DEFESA EM DEBATE – Educação: uma questão da Segurança!

A DEFESA EM DEBATE

Nam et ipsa scientia potestas est

Educação: uma questão da Segurança!


Fernanda Corrêa
Historiadora, estrategista e pesquisadora do
Instituto de Estudos Estratégicos da Universidade Federal Fluminense.
fernanda.das.gracas@hotmail.com


Acredito que, atualmente, um dos maiores desafios da Segurança Pública é garantir a ordem e a lei em ambientes com características de Guerra. Digo características de Guerra pelas próprias condições que a criminalidade oferece, como posse e facilidade em adquirir armas de grosso calibre, conhecimento geográfico da sua região (becos, bueiros, matas etc),  conhecimentos táticos e operacionais das Forças de Segurança Pública e também das Forças Armadas, controle social, domínio de território, manutenção da cadeia de comando, inclusive, de dentro do próprio presídio, eficiente sistema de comunicação, crescimento vertiginoso e seguro da fonte de sustento, requisitos básicos e psicológicos para serem aceitos pelos grupos criminosos, planejamento estratégico de suas operações, como ação e dispersão etc.

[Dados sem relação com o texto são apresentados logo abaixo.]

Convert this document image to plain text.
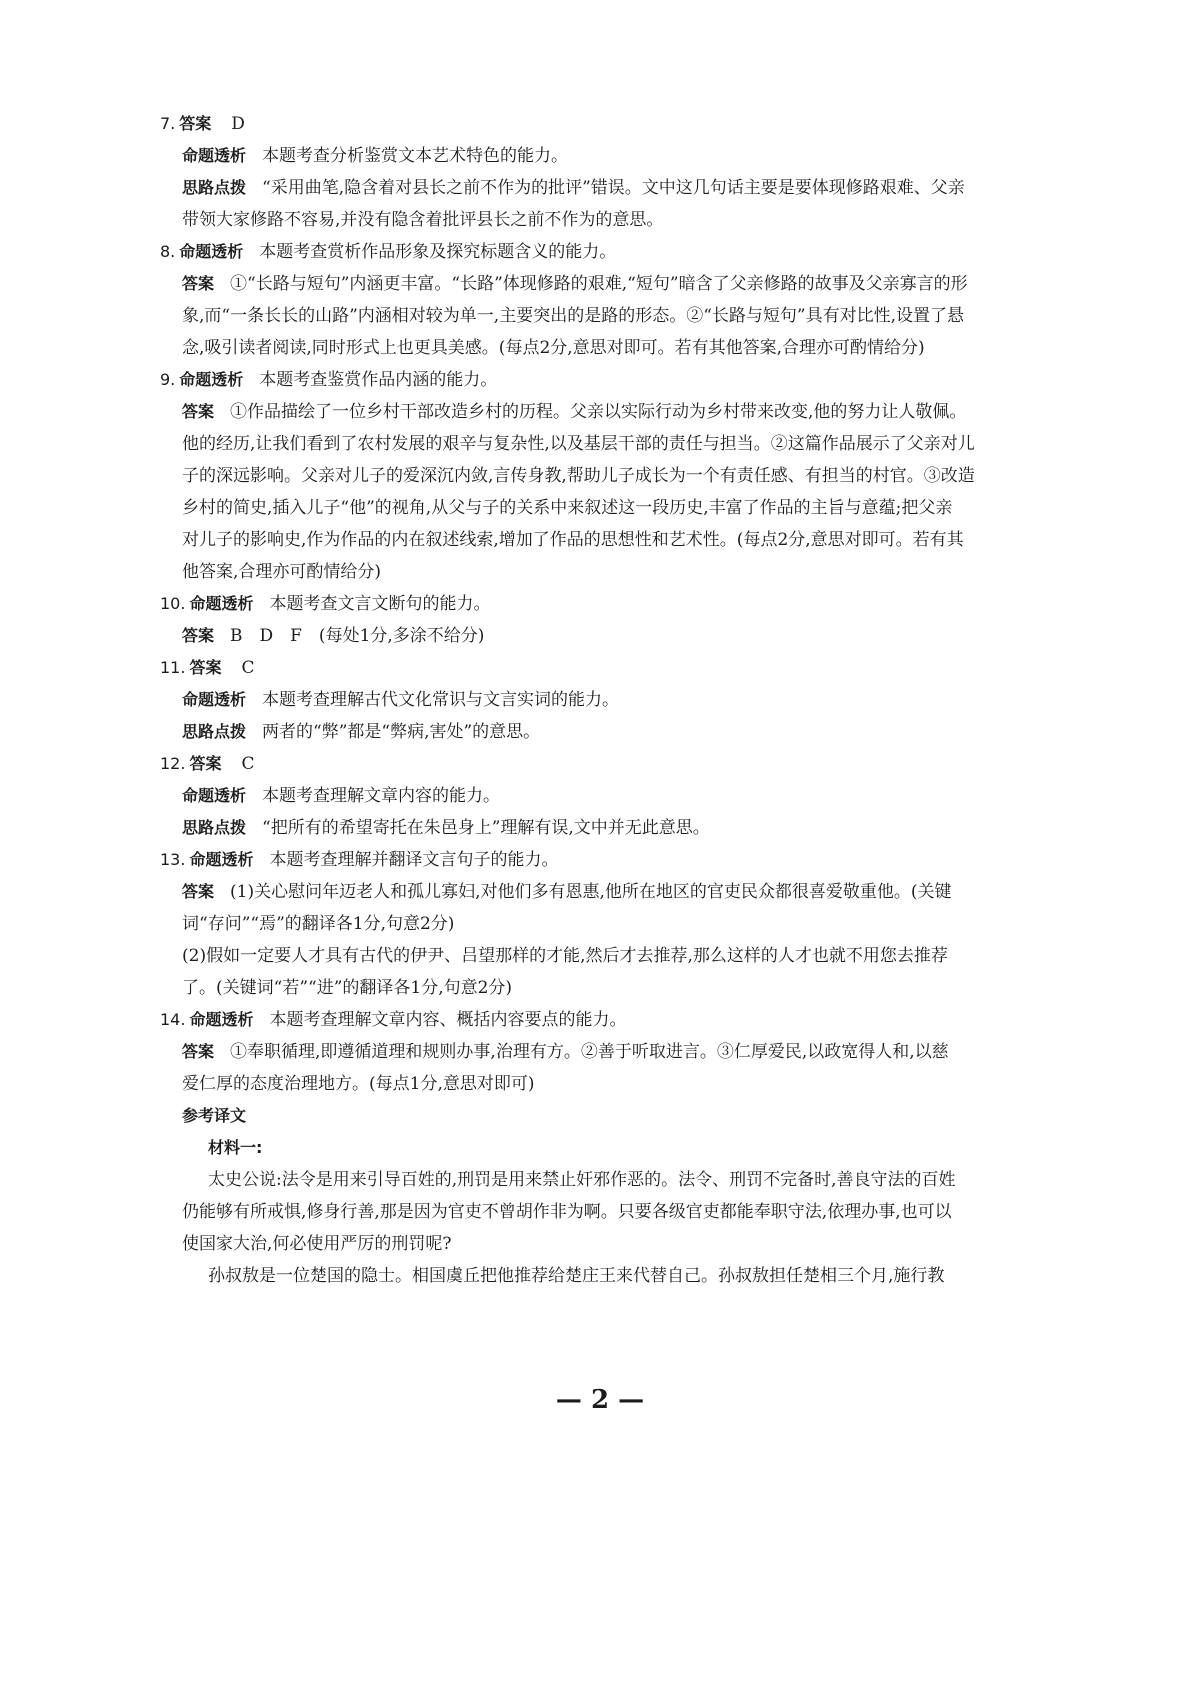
7. 答案 D
命题透析 本题考查分析鉴赏文本艺术特色的能力。
思路点拨 “采用曲笔,隐含着对县长之前不作为的批评”错误。文中这几句话主要是要体现修路艰难、父亲
带领大家修路不容易,并没有隐含着批评县长之前不作为的意思。
8. 命题透析 本题考查赏析作品形象及探究标题含义的能力。
答案 ①“长路与短句”内涵更丰富。“长路”体现修路的艰难,“短句”暗含了父亲修路的故事及父亲寡言的形
象,而“一条长长的山路”内涵相对较为单一,主要突出的是路的形态。②“长路与短句”具有对比性,设置了悬
念,吸引读者阅读,同时形式上也更具美感。(每点2分,意思对即可。若有其他答案,合理亦可酌情给分)
9. 命题透析 本题考查鉴赏作品内涵的能力。
答案 ①作品描绘了一位乡村干部改造乡村的历程。父亲以实际行动为乡村带来改变,他的努力让人敬佩。
他的经历,让我们看到了农村发展的艰辛与复杂性,以及基层干部的责任与担当。②这篇作品展示了父亲对儿
子的深远影响。父亲对儿子的爱深沉内敛,言传身教,帮助儿子成长为一个有责任感、有担当的村官。③改造
乡村的简史,插入儿子“他”的视角,从父与子的关系中来叙述这一段历史,丰富了作品的主旨与意蕴;把父亲
对儿子的影响史,作为作品的内在叙述线索,增加了作品的思想性和艺术性。(每点2分,意思对即可。若有其
他答案,合理亦可酌情给分)
10. 命题透析 本题考查文言文断句的能力。
答案 B　D　F　(每处1分,多涂不给分)
11. 答案 C
命题透析 本题考查理解古代文化常识与文言实词的能力。
思路点拨 两者的“弊”都是“弊病,害处”的意思。
12. 答案 C
命题透析 本题考查理解文章内容的能力。
思路点拨 “把所有的希望寄托在朱邑身上”理解有误,文中并无此意思。
13. 命题透析 本题考查理解并翻译文言句子的能力。
答案 (1)关心慰问年迈老人和孤儿寡妇,对他们多有恩惠,他所在地区的官吏民众都很喜爱敬重他。(关键
词“存问”“焉”的翻译各1分,句意2分)
(2)假如一定要人才具有古代的伊尹、吕望那样的才能,然后才去推荐,那么这样的人才也就不用您去推荐
了。(关键词“若”“进”的翻译各1分,句意2分)
14. 命题透析 本题考查理解文章内容、概括内容要点的能力。
答案 ①奉职循理,即遵循道理和规则办事,治理有方。②善于听取进言。③仁厚爱民,以政宽得人和,以慈
爱仁厚的态度治理地方。(每点1分,意思对即可)
参考译文
材料一:
太史公说:法令是用来引导百姓的,刑罚是用来禁止奸邪作恶的。法令、刑罚不完备时,善良守法的百姓
仍能够有所戒惧,修身行善,那是因为官吏不曾胡作非为啊。只要各级官吏都能奉职守法,依理办事,也可以
使国家大治,何必使用严厉的刑罚呢?
孙叔敖是一位楚国的隐士。相国虞丘把他推荐给楚庄王来代替自己。孙叔敖担任楚相三个月,施行教
— 2 —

Estamos vivenciando, em especial, em São Paulo e no Rio de Janeiro, experiências que retratam um cenário de Guerra, onde civis e policiais são mortos, semanalmente, em combate ou a paisana. No entanto, cientes de que a Guerra em si é caracterizada pelo emprego da força nas relações internacionais, sucintamente, como fazer um jovem recruta de uma academia policial militar, por exemplo, entender que seu dever, enquanto policial, será assegurar a vida do cidadão tendo que lidar com todas estas peculiaridades mencionadas, próprias de guerras entre países? O jovem é caracterizado pela sua vitalidade e por sua ideologia, porém, doutrinado pela própria história social brasileira a segregar quem pode e quem não pode viver, ou melhor, quem tem e quem não tem acesso aos direitos humanos. É preciso o choque de realidade para que todos compreendam que, infelizmente, o trato que o pobre recebe de alguns policiais não é o mesmo que o das demais classes sociais. No entanto, outro choque de realidade precisa ser exposto também: as instituições policiais são retrato de sua sociedade. Se os valores morais de alguns policiais estão invertidos significa que os da sociedade também estão. Que voltemos todos para a escola, então!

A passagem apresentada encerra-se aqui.